Glupia walka,czysta zabawa,zaden wyczyn,ale dosc ciekawie...

loczek97
14-05-2011, 19:46
Ja raz miałem taką epicką grę Rome vs Rome, że mimo, że wygrałem, to zostały mi 3 oddziały kochorty Miejskiej, po od 8-10 ludu.
Tej bitwy nigdy nie zapomne :cry:

adriankowaty
31-08-2012, 08:51
Właśnie w Romku toczyłem kiedyś moją najdłuższą (2h) bitwę w Total War'ach. Ja - Miasta Greckie, mam pod komendą 2 jednostki późnej straży generalskiej, a Rzymian - pełna armia, ileś tam samych elitarnych pułków. Zaatakowałem ich, gdy oblegali Thermum (czy jakoś tak).

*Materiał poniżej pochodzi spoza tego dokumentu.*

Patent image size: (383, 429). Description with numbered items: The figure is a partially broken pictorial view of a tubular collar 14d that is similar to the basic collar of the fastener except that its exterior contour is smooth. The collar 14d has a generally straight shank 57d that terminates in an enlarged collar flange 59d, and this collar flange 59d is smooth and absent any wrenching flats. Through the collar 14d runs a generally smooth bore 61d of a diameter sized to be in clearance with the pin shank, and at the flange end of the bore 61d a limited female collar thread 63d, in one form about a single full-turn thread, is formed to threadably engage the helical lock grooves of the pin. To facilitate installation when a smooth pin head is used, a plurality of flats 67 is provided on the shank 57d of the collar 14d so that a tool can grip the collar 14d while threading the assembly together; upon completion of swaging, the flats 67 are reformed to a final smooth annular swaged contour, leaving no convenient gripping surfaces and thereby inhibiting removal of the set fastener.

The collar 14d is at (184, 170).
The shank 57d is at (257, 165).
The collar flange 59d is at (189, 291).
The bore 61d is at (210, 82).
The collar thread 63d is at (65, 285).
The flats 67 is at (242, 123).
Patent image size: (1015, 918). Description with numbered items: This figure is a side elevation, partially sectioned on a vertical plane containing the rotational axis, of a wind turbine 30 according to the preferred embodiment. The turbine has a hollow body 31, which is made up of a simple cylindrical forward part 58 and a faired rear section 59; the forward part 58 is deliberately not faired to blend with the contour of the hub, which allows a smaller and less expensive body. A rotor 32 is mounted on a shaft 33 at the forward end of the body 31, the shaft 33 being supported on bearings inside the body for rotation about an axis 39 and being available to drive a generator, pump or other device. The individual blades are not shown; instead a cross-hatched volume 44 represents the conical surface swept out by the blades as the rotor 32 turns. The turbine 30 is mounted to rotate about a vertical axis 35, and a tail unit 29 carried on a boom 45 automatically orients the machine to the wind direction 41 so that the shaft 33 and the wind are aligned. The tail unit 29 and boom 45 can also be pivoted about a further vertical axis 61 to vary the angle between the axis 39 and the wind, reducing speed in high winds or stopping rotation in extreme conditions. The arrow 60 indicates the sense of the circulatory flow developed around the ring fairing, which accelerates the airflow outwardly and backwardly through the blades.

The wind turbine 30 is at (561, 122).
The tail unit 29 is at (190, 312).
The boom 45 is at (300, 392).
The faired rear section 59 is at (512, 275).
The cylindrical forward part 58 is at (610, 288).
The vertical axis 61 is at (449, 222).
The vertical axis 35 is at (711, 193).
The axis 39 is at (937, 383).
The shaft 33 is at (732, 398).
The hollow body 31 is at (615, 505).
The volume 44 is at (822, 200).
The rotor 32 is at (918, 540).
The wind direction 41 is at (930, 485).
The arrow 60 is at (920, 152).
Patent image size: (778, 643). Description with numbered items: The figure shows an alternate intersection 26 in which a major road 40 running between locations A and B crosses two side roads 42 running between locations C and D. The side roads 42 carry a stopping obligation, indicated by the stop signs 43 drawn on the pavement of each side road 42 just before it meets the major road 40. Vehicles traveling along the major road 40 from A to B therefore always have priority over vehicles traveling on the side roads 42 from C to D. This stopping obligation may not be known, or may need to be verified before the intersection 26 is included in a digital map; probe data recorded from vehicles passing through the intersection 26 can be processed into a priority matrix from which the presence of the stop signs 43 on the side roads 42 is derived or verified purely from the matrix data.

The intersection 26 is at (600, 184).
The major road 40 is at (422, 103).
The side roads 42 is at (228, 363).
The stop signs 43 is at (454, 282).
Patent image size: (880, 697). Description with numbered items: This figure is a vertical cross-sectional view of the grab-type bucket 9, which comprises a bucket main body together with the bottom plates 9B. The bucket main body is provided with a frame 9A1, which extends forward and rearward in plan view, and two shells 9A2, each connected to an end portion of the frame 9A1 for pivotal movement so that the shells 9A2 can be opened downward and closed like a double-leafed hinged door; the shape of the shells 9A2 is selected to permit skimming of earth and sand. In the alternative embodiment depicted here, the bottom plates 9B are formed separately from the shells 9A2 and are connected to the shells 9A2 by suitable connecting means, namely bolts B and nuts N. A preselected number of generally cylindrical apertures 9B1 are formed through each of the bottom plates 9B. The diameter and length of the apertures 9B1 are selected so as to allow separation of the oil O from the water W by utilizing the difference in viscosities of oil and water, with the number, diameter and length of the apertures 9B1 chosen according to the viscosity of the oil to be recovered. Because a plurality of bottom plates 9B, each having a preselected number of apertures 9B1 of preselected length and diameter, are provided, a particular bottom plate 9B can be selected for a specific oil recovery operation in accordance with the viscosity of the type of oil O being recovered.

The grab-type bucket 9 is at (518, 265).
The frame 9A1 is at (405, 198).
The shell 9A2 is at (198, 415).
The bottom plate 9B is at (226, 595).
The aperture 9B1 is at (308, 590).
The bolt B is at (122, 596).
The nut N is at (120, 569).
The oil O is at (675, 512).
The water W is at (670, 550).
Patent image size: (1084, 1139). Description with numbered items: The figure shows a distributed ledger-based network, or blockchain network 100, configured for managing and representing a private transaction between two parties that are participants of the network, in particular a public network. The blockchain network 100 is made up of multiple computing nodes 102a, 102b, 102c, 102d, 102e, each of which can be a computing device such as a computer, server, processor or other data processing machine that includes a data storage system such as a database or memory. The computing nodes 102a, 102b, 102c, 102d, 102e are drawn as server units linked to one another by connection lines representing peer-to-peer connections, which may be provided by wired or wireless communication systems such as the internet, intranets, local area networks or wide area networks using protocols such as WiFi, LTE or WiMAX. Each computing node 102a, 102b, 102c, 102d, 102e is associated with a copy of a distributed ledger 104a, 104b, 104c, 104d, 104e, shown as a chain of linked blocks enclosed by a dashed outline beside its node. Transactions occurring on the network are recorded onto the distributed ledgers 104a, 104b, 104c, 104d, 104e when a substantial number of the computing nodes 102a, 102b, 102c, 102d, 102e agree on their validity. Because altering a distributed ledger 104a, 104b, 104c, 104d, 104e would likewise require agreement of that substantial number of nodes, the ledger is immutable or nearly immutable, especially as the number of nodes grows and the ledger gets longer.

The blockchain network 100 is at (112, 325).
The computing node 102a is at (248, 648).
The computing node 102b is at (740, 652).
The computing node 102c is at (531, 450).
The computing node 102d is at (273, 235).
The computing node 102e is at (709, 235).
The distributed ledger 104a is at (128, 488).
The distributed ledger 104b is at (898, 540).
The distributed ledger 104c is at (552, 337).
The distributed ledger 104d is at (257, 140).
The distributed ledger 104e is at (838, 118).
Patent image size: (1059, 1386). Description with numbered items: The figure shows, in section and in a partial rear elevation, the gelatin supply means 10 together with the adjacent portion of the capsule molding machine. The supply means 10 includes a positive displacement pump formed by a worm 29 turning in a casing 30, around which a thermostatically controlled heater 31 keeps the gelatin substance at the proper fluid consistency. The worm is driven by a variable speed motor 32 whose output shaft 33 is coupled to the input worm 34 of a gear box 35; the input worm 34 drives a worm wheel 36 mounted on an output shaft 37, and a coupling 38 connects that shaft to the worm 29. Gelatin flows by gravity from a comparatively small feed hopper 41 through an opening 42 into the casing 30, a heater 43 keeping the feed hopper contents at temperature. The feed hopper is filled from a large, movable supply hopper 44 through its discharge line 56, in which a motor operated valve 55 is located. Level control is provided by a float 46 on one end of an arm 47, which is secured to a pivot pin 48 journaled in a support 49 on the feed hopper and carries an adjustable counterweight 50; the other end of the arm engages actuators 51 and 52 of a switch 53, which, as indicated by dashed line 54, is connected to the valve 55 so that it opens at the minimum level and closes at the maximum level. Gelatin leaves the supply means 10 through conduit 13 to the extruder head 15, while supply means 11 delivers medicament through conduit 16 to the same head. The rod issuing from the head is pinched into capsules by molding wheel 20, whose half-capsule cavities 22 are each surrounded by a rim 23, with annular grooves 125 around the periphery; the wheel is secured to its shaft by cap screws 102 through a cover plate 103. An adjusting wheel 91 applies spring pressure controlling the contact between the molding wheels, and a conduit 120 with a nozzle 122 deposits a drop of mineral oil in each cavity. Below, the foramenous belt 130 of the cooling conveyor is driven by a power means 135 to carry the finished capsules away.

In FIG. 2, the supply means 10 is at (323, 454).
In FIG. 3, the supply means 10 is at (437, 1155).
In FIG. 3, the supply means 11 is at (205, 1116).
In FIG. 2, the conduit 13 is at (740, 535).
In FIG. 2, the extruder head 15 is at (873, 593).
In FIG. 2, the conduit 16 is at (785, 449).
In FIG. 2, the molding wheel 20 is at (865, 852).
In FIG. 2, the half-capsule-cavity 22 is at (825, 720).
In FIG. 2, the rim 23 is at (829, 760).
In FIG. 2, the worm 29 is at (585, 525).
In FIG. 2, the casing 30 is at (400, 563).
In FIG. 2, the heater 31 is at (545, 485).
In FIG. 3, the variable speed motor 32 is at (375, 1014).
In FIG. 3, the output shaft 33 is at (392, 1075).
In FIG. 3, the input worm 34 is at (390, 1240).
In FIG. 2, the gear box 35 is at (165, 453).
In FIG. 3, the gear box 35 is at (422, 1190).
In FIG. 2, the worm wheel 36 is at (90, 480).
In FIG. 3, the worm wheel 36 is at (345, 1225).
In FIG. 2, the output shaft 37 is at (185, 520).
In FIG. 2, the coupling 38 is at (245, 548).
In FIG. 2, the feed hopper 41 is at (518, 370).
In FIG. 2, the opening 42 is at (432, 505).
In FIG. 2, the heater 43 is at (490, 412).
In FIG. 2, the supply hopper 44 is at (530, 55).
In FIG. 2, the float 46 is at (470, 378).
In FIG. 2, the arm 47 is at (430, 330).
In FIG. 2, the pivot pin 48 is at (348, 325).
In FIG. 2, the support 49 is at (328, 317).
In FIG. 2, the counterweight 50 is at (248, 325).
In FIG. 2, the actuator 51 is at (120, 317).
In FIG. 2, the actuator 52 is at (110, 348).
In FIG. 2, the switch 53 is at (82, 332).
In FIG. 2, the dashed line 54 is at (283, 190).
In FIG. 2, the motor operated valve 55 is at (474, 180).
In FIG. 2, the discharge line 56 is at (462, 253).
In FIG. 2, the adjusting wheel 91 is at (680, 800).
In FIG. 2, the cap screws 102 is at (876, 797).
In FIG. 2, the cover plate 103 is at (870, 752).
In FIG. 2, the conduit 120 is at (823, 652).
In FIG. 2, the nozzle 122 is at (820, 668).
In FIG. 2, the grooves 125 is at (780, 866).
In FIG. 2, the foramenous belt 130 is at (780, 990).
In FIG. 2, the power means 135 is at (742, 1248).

Liczyłem, że garnizon mnie wesprze w walce, ale musiałem gienkami radzić sobie sam...
Teren przypominał trochę labirynt, co wykorzystałem. Otóż, prowokowałem pojedyncze jednostki do ataku, rozbijałem, uciekałem przed resztą sił, odpoczywałem i tak w koło Macieju, aż na polu walki zostało im 5 pułków, na które zaszarżowałem. Uciekli dranie dość szybko. Normalnie śmiać mi się zachciało, gdy zorientowałem się, że mi padło ledwie 2 ludzi, a Rzymian zostało ok. 100 z 2000 woja.

TemplariuszII
01-09-2012, 09:59
Właśnie w Romku toczyłem kiedyś moją najdłuższą (2h) bitwę w Total War'ach. Ja - Miasta Greckie, mam pod komendą 2 jednostki późnej straży generalskiej, a Rzymian - pełna armia, ileś tam samych elitarnych pułków. Zaatakowałem ich, gdy oblegali Thermum (czy jakoś tak). Liczyłem, że garnizon mnie wesprze w walce, ale musiałem gienkami radzić sobie sam...
Teren przypominał trochę labirynt, co wykorzystałem. Otóż, prowokowałem pojedyncze jednostki do ataku, rozbijałem, uciekałem przed resztą sił, odpoczywałem i tak w koło Macieju, aż na polu walki zostało im 5 pułków, na które zaszarżowałem. Uciekli dranie dość szybko. Normalnie śmiać mi się zachciało, gdy zorientowałem się, że mi padło ledwie 2 ludzi, a Rzymian zostało ok. 100 z 2000 woja.
To przestań grać na "łatwym" ;)

adriankowaty
01-09-2012, 10:45
To nie było easy. Oni po prostu mieli samą piechotę i byłem od nich szybszy. Zresztą, większe znaczenie miał teren, w którym oni nie mogli wykorzystać swej ogromnej przewagi liczebnej - w "przejściu" mieścił się 1 oddział piechoty wroga i/lub 2 moje gienków.